Planning documents lodged with Richmondshire District Council state the farm, which was previously owned by classic-winning breeder Lenore ‘Lennie’ Peacock, who died in 2019 aged 97, would feature an indoor riding school and gallops away from the nearby public ones used by other Middleham yards.
The move has come of a surprise to some in the industry as last September, Mr Dance announced he would significantly cut back the number of horses he had in training having become frustrated by “a multitude of things in racing”.
However, the prominent owner has since bought the Middleham farm, which was being marketed for around £2m, and has recruited Sir Michael Stoute’s assistant James Horton to be trainer at the yard, where the last northern-trained Derby winner, Dante, was born and raised.
The farm also has historical links with Middleham with William’s Hill, an 11th century motte and bailey castle, on the holding. The scheduled monument is the predecessor to Middleham Castle, the childhood home of Richard III.
Mr Dance said planning officers had responded “very positively” to the proposal to convert the west side of the farm into a top class training facility and to install a gallops and rail canter to give his yard variety to the public gallops that other Middleham yards use.
He said the east side of the farm would be used as a development stud for homebred yearlings.
The planning documents state: “As with all sporting facilities as time moves on the facilities need to improve and one needs to keep pace with the national trends if the yard is to be successful in the sport and attract owners to keep Middleham on par with other training centres around the country.

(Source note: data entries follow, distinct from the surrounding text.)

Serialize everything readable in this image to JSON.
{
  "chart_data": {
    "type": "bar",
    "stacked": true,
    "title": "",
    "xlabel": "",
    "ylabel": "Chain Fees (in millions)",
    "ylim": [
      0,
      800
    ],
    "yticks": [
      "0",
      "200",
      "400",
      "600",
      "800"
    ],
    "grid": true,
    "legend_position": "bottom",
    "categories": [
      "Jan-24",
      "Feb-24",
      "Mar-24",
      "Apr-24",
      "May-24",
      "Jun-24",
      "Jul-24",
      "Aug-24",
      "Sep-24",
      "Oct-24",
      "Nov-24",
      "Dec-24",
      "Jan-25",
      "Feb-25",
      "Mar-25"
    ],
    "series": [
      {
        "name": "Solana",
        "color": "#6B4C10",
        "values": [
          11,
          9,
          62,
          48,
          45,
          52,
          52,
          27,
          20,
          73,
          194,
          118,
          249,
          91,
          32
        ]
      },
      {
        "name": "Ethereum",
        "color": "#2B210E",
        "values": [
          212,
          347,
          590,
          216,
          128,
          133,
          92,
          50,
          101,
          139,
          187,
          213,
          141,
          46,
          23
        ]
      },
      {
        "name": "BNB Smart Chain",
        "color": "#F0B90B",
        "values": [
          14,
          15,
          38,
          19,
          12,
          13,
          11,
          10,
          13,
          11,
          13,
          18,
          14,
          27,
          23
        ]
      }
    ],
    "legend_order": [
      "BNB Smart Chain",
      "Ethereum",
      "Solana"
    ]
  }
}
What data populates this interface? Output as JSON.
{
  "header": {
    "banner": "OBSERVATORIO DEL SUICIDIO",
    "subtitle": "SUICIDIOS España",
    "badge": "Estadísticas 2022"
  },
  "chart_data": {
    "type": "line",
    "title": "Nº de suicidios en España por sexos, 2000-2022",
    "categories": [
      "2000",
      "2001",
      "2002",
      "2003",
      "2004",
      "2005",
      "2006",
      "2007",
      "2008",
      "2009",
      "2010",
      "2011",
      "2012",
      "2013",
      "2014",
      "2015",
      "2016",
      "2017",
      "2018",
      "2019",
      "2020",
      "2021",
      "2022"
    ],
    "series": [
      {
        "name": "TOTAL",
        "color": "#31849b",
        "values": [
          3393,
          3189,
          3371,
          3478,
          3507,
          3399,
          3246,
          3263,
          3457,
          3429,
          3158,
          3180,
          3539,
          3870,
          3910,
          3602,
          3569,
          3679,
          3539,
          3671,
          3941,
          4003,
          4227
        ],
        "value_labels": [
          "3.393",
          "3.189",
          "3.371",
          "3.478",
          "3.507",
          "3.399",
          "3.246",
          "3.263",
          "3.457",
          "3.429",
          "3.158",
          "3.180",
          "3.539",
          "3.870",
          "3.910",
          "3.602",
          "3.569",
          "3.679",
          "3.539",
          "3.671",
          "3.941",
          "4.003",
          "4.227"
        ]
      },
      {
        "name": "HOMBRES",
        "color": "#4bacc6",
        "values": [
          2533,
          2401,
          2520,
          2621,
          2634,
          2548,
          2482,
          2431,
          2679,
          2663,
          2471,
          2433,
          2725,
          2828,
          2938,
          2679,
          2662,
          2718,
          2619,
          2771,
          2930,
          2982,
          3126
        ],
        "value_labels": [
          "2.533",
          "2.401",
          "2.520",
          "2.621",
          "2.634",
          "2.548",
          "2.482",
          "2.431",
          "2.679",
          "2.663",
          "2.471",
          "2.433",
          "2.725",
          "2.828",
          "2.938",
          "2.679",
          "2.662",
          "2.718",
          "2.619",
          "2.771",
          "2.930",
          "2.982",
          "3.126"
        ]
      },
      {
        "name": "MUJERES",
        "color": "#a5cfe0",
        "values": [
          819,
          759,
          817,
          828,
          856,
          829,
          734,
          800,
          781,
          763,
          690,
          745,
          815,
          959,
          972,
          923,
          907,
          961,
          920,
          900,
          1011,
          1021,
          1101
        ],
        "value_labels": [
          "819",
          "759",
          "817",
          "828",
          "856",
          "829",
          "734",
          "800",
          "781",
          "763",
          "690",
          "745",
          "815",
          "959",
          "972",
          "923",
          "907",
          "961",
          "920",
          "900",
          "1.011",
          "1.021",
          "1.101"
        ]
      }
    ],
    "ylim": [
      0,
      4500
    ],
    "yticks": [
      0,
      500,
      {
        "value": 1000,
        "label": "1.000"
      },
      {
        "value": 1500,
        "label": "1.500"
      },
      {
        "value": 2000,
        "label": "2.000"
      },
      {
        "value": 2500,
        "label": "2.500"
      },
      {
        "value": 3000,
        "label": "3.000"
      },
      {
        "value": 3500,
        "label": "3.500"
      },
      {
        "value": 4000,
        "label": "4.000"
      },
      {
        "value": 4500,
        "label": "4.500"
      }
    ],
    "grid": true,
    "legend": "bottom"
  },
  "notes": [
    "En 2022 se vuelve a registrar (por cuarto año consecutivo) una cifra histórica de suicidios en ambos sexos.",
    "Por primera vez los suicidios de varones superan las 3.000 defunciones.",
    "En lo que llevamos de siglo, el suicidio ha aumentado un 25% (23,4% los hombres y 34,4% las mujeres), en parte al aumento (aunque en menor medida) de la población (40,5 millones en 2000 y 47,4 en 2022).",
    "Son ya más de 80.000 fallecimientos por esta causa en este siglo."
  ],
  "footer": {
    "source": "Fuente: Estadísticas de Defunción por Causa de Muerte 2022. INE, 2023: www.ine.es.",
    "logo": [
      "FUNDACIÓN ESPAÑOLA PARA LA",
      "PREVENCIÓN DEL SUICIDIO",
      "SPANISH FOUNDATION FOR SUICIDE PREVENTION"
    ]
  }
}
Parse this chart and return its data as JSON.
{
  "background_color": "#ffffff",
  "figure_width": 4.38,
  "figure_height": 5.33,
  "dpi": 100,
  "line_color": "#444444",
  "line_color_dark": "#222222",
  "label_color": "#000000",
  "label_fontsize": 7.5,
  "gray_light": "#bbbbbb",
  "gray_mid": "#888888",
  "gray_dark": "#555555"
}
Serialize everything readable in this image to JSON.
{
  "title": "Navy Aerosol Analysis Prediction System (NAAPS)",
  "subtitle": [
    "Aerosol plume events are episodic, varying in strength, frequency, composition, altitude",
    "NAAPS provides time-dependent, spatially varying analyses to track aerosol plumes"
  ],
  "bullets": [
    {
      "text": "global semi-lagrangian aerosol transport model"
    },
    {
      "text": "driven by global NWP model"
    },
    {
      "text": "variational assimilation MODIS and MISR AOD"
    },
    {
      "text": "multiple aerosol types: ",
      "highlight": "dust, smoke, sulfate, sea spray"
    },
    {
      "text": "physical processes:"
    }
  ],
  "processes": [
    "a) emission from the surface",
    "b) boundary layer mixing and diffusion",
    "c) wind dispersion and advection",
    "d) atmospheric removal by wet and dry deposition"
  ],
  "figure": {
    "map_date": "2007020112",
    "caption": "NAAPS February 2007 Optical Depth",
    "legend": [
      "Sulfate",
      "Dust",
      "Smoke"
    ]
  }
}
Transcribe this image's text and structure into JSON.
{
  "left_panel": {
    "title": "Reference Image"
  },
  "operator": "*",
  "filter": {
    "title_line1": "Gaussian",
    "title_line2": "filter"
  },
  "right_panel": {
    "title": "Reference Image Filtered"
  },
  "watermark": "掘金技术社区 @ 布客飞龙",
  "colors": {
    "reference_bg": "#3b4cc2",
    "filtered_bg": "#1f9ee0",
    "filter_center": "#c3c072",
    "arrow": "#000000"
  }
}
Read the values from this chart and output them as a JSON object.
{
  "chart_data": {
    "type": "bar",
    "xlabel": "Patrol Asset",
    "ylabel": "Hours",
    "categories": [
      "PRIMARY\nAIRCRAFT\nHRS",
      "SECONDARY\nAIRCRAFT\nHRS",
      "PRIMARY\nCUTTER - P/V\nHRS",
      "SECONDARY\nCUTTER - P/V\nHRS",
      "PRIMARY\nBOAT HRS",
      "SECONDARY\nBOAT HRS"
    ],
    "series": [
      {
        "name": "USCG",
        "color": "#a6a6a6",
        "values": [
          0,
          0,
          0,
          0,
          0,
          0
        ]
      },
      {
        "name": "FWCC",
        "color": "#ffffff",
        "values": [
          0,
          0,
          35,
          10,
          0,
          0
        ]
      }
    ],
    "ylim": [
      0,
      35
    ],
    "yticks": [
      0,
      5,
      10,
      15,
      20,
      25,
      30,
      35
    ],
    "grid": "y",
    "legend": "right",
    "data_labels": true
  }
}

“The majority of the proposed buildings are necessary for the welfare of the horses and staff, ease of maintenance etc. Senior staff have 24-hour access to the horses and their jobs are permanent posts, they not only need to live by their horses but need to take them to race meetings and be available if animals are sick.
“As a result we hope that the benefits of our planned investment will extend beyond our home farm and facility, but into the wider Middleham and northern training communities.”
Community leaders said they were yet to study the plans.